Muitos fornecedores pensam que o cliente está a analisar o produto.

Não são.

Estão a verificar se o produto pode sobreviver à receção, à configuração do planograma, à leitura do ponto de venda, ao movimento do armazém, à fraude nas devoluções, à revisão regulamentar e à tarde de tédio de um afiliado da loja mal pago que tem exatamente 7 segundos para descobrir onde pertence o seu contentor. Este é o trabalho. E se o seu código de barras, etiqueta ou embalagem do produto criar fricção, o cliente ouve a mesma frase das operações: “Não volte a integrar este fornecedor.”

Tenho uma política rígida quando avalio as necessidades de conformidade do retalho: se o fornecedor não conseguir clarificar a distinção entre o UPC para o consumidor, o GTIN ao nível da caixa e a etiqueta de entrega GS1-128, presumo que o envio acabará por ativar um estorno. Extremo? Talvez. Exato? É muito comum.

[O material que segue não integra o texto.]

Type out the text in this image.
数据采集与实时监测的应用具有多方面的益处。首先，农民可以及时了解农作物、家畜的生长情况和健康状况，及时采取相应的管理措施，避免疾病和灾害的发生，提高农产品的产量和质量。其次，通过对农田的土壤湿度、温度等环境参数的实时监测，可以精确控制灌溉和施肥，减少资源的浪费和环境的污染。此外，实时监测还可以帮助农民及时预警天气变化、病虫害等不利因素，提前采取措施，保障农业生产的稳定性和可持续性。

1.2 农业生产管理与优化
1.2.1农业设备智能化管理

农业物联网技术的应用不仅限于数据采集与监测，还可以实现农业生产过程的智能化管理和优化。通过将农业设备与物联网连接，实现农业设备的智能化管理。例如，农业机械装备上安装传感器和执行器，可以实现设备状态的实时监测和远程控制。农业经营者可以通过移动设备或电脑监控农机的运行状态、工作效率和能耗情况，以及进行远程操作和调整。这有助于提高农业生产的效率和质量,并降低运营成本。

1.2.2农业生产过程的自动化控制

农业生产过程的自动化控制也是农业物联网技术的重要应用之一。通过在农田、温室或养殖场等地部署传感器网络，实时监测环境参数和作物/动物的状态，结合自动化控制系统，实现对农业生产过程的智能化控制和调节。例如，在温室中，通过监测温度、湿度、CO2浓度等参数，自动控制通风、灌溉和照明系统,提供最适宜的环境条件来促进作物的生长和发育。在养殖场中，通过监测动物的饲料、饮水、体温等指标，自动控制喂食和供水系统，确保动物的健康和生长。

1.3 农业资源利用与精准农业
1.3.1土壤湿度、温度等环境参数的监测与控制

A GS1 US afirma que os UPCs, GTINs e GLNs imitam as “impressões digitais” do produto e da localização, e a GS1 afirma igualmente que mais de dois milhões de empresas utilizam os seus critérios em todo o mundo; isto não é conversa de normas académicas, é a linguagem habitual que os comerciantes utilizam para tornar os produtos digitalizáveis, dedutíveis e recebíveis.

Para óculos de adulto, dispositivos inovadores e objectos de borosilicato quebráveis, as políticas tornam-se ainda menos tolerantes. Um objeto compacto como um Sonda de borosilicato transparente de 6 polegadas SKU pode parecer fácil em linha, mas quando é comercializado numa cadeia de contas, a informação do artigo, o contentor principal, a embalagem interna, a colocação do código de barras, a etiqueta de advertência e a embalagem de controlo de danos entram todos na venda.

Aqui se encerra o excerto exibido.